Kumble's first enemy was the rain. It threatened to wash out the game, in which case Chennai would have gone through. As the rain teased, Kumble pottered about the outfield. The clouds eventually relented and the game began. It was the beginning of the dark night when Kumble would be mugged by Murphy's Law.
It all began with a catch. Great catches usually win matches; this one derailed Bangalore. Michael Hussey spiralled one over mid-off and Dale Steyn chose to furiously backpedal. Mistake. The ball had gone so far back that he should have turned around and run to take it as it fell over his shoulder. Instead, he chose to keep backpedalling. At some point he must have known he was going to have a bad landing. He must have hoped it wouldn't be too painful. Unfortunately it was. As Kumble ran towards him he must have got that terrible sinking feeling of doom when he saw Steyn lying motionless.
The pre-match talk had revolved around how Steyn could possibly harass the Chennai middle-order. Instead, we saw Virat Kohli bowling gentle floaters in the seventh over of the game. But Kumble wasn't even allowed that luxury. Kohli's back gave way and he couldn't bowl anymore. Kumble had two holes to fill. And his teammates were widening those into bottomless pits of despair. They dropped catches, they didn't go for catches, they misfielded, they let through byes and they bowled utter tripe.
It was left to Kumble to try and pull off a heroic one-man show. He nearly did it too. He lured Raina, on 18 then, to swipe one to deep midwicket but the young restless Manish Pandey had moved too far inside the boundary even before the shot was played. And the ball of course had to go exactly where he had moved away from. Manish tried to make up with an acrobatic effort but could only save the boundary. Raina had escaped and Kumble was left seething.
Anger was to give way to utter despair. The catalyst came from the most unlikely quarter; old and trusted aide Rahul Dravid. Kumble had beaten Raina in flight again, inducing him to edge towards short third man, but Rahul seemed to suddenly freeze instead of rushing forward. Perhaps he lost the ball in the background. Perhaps he chose safety over valour. Either way, he chose to stop rather that go for the catch. Raina was on 45 then. The game was yet to slip away completely. The camera panned to Kumble, who couldn't even summon up the anger because he seemed surprised and confused about why Dravid didn't go for that catch. In the end an utter glumness settled on his face.
It was the moment when Kumble must have known that it was a night of the devil.
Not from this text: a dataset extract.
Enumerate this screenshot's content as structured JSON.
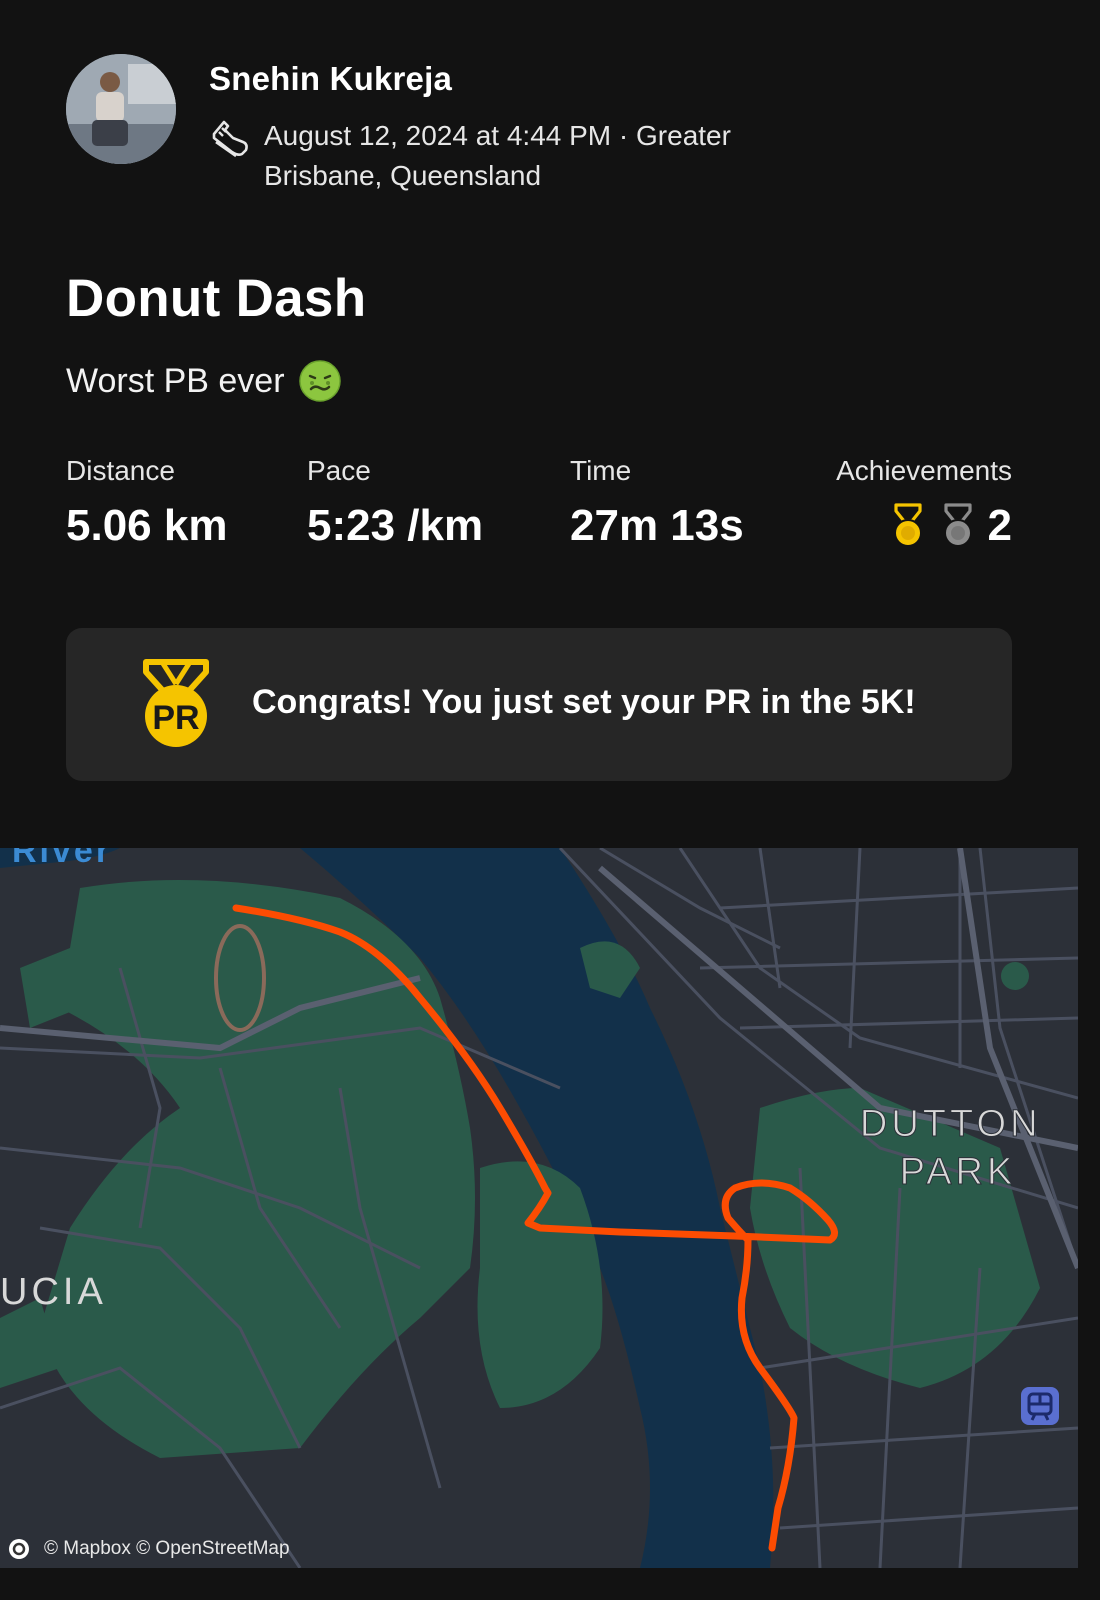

It was an endearing moment in some ways. Kumble's face usually mirrors such an intense cocktail of anger, intensity, the fierce intent to win, even the odd bout of sulkiness but rarely does it contain such utter gloom to evoke a feeling of pity in you. Tonight was one of those nights.
Top athletes like Kumble don't like sympathy. He didn't offer any excuse at the press conference. He praised Raina - "It was a very good knock; he made things look easy for it wasn't that easy out there." He hoped Chennai would go on to the win the final. And he said it was one of those nights when nothing went right. That was the biggest understatement of the night.